Additionally, the result from preliminary analytical procedures on revenue account, e.g. comparing revenues to last year or comparing the growth of revenue to another company in the same industry, can provide us an insight into any insignificant or unusual variance which could be due to fraud or error in the revenue account.

Fraud risks relate to revenues may include the following:

  • make an agreement with the customer to return goods a certain period, e.g. after year-end in order to increase sales at year-end.
  • record sales that occur after year-end in the current year
  • record consignment sales as final sales
  • create fictitious invoices to record sales
  • record purchase order as sales
  • record sales on the shipment that never happen
  • misappropriate goods by shipping goods to customer or third party without billing

Control Risk for Revenues

After identifying the inherent risk and fraud risk related to the revenue account, we need to obtain an understanding of the internal controls that the client has in place to prevent or detect such risks. Likewise, we need to assess the control risk related to the identified risks.

Control risk for revenues is the risk that control procedures fail to prevent or detect the material misstatement in revenue account. It may happen due to there is no proper control in place for revenue account or the control procedures are not properly executed by related personnel as they are intended.

Both the level of inherent risk and control risk directly affect the level of risk of material misstatement for revenues. In this case, when the inherent risk is high, the level risk of material misstatement will depend entirely on control risk.

For example, the client’s business has a lot of sale transactions that attach with 30 days return clause and after-sale services. But the client has reasonable provision and allowance for sale return policy and after-sale services, in which they are based on appropriate analysis of historical data and customer behavior evaluation.

In this case, we may assess the inherent risk as high because the revenues may be improperly recognized due to the complication of the sale return clause and after-sale services.

However, since the client has proper internal control procedures in place to prevent or detect material misstatement related revenue recognition, we can assess the control risk here as low. Hence, the level of risk of material misstatement for revenues will not be so high as the internal control procedures can help to reduce the level of risk to some extent.
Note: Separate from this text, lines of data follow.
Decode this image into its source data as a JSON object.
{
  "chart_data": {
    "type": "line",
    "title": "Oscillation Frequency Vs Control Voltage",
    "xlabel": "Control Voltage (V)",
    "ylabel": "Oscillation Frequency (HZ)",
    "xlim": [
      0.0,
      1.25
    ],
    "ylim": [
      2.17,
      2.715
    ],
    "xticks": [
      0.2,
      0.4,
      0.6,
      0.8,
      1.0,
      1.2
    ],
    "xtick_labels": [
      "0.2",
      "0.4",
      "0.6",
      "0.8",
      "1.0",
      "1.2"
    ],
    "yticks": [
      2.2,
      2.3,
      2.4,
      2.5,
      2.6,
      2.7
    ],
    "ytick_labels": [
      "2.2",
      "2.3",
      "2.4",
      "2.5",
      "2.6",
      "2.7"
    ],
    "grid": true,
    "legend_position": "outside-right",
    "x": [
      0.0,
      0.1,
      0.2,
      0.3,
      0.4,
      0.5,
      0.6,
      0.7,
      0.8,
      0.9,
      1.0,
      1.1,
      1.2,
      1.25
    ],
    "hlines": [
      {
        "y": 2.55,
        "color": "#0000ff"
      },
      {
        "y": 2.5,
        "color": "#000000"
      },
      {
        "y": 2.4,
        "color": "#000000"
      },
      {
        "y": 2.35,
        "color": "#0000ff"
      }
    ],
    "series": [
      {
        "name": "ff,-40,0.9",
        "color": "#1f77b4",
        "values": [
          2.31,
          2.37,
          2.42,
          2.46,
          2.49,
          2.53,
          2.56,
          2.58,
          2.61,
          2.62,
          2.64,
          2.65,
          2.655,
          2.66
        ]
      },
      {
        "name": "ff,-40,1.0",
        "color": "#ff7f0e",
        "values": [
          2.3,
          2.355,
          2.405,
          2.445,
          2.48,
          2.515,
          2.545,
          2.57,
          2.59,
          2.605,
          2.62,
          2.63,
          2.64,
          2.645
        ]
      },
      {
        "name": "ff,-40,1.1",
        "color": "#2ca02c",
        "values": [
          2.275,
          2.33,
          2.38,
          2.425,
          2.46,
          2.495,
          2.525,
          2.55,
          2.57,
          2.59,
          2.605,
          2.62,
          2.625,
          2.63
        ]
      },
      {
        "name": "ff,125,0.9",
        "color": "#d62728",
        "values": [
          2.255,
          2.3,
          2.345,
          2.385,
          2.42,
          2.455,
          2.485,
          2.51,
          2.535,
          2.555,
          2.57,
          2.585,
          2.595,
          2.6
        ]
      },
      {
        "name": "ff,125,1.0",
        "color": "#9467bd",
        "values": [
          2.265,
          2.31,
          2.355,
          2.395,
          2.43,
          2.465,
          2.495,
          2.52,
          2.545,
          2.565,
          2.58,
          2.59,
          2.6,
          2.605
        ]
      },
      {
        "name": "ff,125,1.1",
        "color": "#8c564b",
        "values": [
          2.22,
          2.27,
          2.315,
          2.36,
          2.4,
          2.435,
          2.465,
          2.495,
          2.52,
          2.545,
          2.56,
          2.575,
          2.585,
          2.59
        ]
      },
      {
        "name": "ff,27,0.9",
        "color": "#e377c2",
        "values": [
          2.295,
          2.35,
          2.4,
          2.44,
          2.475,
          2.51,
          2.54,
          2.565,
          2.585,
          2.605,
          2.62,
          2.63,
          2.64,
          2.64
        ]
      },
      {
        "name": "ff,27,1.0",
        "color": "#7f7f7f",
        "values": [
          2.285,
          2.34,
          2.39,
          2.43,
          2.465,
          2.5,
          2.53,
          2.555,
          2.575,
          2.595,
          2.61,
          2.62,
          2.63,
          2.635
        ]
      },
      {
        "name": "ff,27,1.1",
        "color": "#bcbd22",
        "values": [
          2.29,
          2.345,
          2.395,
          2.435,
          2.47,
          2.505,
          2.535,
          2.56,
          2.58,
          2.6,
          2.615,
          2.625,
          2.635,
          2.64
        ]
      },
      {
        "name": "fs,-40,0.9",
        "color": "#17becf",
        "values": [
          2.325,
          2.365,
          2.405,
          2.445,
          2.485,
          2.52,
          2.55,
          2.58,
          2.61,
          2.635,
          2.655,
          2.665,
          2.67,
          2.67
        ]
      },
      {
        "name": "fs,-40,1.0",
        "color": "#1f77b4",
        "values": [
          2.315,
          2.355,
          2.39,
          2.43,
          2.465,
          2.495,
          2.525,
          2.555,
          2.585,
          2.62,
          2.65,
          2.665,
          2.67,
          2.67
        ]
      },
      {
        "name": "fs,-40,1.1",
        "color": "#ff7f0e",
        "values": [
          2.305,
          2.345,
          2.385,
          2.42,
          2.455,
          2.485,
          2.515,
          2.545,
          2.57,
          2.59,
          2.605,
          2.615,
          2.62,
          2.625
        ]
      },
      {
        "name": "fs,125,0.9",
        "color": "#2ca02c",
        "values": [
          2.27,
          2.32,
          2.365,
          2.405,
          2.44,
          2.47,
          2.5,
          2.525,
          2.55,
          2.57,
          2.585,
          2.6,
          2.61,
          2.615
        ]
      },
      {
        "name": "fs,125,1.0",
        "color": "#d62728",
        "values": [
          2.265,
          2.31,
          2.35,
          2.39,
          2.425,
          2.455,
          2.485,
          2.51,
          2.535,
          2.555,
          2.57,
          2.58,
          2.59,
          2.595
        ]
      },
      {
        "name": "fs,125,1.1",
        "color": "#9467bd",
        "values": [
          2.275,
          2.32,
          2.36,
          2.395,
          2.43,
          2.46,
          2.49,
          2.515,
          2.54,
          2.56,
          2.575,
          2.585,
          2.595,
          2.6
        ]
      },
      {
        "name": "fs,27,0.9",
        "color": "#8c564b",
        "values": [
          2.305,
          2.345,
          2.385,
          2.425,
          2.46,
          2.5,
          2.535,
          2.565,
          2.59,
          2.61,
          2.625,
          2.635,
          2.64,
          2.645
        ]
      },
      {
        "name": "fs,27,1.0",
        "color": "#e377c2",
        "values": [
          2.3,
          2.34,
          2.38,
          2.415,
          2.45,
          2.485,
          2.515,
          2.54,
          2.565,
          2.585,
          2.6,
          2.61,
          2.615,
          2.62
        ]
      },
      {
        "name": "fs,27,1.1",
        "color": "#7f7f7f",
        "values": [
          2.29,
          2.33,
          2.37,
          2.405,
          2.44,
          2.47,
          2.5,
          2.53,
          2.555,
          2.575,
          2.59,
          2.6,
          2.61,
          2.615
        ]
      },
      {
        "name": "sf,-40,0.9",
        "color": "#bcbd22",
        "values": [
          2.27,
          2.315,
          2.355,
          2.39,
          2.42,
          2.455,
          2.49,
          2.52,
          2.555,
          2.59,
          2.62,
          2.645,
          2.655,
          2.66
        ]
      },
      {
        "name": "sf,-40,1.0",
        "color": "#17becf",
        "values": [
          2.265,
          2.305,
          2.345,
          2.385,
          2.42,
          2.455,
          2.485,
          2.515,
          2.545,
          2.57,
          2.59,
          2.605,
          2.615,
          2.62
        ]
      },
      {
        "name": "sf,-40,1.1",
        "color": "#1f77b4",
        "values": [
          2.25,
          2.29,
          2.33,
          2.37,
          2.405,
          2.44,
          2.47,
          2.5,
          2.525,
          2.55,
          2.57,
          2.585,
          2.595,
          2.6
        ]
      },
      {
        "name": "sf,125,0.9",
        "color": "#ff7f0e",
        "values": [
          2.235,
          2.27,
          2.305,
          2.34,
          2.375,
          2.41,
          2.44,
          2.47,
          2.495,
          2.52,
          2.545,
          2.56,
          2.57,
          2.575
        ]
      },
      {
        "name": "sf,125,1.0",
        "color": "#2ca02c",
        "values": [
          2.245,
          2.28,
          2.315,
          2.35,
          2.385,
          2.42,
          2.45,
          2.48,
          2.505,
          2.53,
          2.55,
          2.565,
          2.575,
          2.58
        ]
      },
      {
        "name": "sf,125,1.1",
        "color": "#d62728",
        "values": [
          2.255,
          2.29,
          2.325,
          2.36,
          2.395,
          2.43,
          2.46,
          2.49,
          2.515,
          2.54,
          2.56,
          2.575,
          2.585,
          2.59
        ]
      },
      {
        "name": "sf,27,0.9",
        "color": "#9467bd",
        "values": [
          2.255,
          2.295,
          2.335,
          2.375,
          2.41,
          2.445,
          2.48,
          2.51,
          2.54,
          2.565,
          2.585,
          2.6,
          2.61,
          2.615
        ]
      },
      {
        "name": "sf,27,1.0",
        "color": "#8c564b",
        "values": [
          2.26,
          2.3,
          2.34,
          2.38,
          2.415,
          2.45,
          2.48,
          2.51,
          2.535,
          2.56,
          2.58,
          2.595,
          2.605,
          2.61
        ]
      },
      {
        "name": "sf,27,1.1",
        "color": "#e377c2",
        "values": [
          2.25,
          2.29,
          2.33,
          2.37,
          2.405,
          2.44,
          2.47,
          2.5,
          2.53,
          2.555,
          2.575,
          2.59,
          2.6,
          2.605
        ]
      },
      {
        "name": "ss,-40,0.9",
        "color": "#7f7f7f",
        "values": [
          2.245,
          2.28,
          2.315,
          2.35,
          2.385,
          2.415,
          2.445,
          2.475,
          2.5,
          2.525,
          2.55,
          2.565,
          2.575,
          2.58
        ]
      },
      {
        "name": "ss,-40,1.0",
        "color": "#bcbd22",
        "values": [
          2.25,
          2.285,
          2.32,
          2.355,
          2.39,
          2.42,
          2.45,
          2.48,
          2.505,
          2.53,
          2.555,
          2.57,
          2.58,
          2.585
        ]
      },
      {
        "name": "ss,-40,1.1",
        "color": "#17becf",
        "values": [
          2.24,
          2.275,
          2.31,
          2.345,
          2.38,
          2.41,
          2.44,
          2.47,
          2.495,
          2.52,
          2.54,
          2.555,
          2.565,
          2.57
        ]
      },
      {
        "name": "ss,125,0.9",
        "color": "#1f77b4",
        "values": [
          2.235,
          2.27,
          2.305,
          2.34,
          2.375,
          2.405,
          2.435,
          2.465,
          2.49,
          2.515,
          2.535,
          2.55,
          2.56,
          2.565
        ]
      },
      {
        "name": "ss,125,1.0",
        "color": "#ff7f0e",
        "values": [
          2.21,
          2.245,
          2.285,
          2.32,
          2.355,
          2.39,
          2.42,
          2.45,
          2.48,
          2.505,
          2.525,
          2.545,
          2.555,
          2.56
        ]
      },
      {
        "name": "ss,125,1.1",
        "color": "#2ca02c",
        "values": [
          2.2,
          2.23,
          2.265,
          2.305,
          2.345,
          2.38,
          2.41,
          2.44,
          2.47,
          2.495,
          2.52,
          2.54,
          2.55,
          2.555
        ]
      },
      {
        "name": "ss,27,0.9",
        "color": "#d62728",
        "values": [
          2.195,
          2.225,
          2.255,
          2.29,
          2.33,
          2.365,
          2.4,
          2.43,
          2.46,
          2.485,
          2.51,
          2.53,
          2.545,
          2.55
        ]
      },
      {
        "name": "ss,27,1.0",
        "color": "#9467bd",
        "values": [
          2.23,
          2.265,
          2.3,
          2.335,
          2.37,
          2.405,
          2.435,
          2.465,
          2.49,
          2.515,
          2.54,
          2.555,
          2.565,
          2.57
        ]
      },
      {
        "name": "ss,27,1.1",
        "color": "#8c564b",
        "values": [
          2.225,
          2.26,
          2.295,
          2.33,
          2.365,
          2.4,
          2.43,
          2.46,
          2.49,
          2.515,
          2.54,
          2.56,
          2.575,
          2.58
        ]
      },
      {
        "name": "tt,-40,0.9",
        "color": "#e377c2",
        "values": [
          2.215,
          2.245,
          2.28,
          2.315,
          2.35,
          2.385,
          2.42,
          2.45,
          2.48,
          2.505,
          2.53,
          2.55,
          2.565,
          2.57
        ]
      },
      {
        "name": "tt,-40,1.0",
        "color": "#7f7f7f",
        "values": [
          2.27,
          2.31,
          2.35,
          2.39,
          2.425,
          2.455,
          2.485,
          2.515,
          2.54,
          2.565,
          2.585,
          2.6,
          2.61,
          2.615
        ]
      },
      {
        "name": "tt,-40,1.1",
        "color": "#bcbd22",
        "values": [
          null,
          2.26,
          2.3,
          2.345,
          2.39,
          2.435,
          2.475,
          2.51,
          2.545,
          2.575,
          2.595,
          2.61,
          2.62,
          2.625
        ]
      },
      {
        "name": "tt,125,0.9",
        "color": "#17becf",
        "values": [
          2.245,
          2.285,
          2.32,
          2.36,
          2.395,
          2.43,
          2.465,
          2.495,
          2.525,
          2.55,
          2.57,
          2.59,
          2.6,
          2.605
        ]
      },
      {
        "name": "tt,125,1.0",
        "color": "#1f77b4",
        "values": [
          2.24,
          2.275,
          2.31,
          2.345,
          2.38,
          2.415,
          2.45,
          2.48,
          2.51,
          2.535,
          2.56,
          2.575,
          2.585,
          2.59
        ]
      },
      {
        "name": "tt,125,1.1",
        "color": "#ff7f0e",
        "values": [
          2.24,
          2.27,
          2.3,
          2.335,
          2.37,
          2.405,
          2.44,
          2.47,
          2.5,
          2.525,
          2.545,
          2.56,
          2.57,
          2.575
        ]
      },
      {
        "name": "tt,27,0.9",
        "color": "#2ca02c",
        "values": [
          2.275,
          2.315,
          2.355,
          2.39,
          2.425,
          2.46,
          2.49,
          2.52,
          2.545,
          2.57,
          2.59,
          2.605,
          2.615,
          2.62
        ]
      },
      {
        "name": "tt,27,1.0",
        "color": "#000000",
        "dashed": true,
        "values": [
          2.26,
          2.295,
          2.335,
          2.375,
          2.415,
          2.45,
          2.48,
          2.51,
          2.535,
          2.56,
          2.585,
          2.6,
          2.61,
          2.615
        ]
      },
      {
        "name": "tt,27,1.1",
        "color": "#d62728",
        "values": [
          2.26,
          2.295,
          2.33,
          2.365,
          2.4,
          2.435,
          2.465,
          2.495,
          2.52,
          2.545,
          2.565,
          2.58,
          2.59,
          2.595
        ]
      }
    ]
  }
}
Proper internal controls in place can help to minimize the risk of material misstatement that can occur on the revenue account.

In this case, segregation of duties and authorization are usually the main controls for revenue that can prevent the risk of material misstatement that can occur due to error or fraud. Other controls such as reconciliation and performance review are also important to detect errors or fraud on time.

Some examples of control procedures for revenues include:

  • sales can only be recorded with properly customer purchase orders and shipping documents
  • persons who made the sales and record the sales are different
  • proper authorized price list, in which only authorized person can make the change to the price list
  • pre-number customer order, shipping document, and sale invoices. Pre-number can ensure completeness as well as the occurrence of revenue transactions when we examine for duplication of the transaction record.
  • reconciliation between sales and inventory are properly made and reviewed
  • reconciliation between sales in sale journal to those posted in receivables
  • goods only shipped with authorized shipping order. This can prevent fraud of misappropriating goods where the shipping department staff may ship goods to the third party without billing.
  • performance review, e.g. monthly review by comparing the actual revenue to those of the budget or forecast. It helps to prevent or detect misstatement which is due to error or fraud on time.

It is useful to note that we need to perform the test of controls to obtain sufficient appropriate audit evidence to support our assessment when we assess the control risk as low. We should never rely on the client’s internal controls to reduce substantive tests without performing the test of controls first.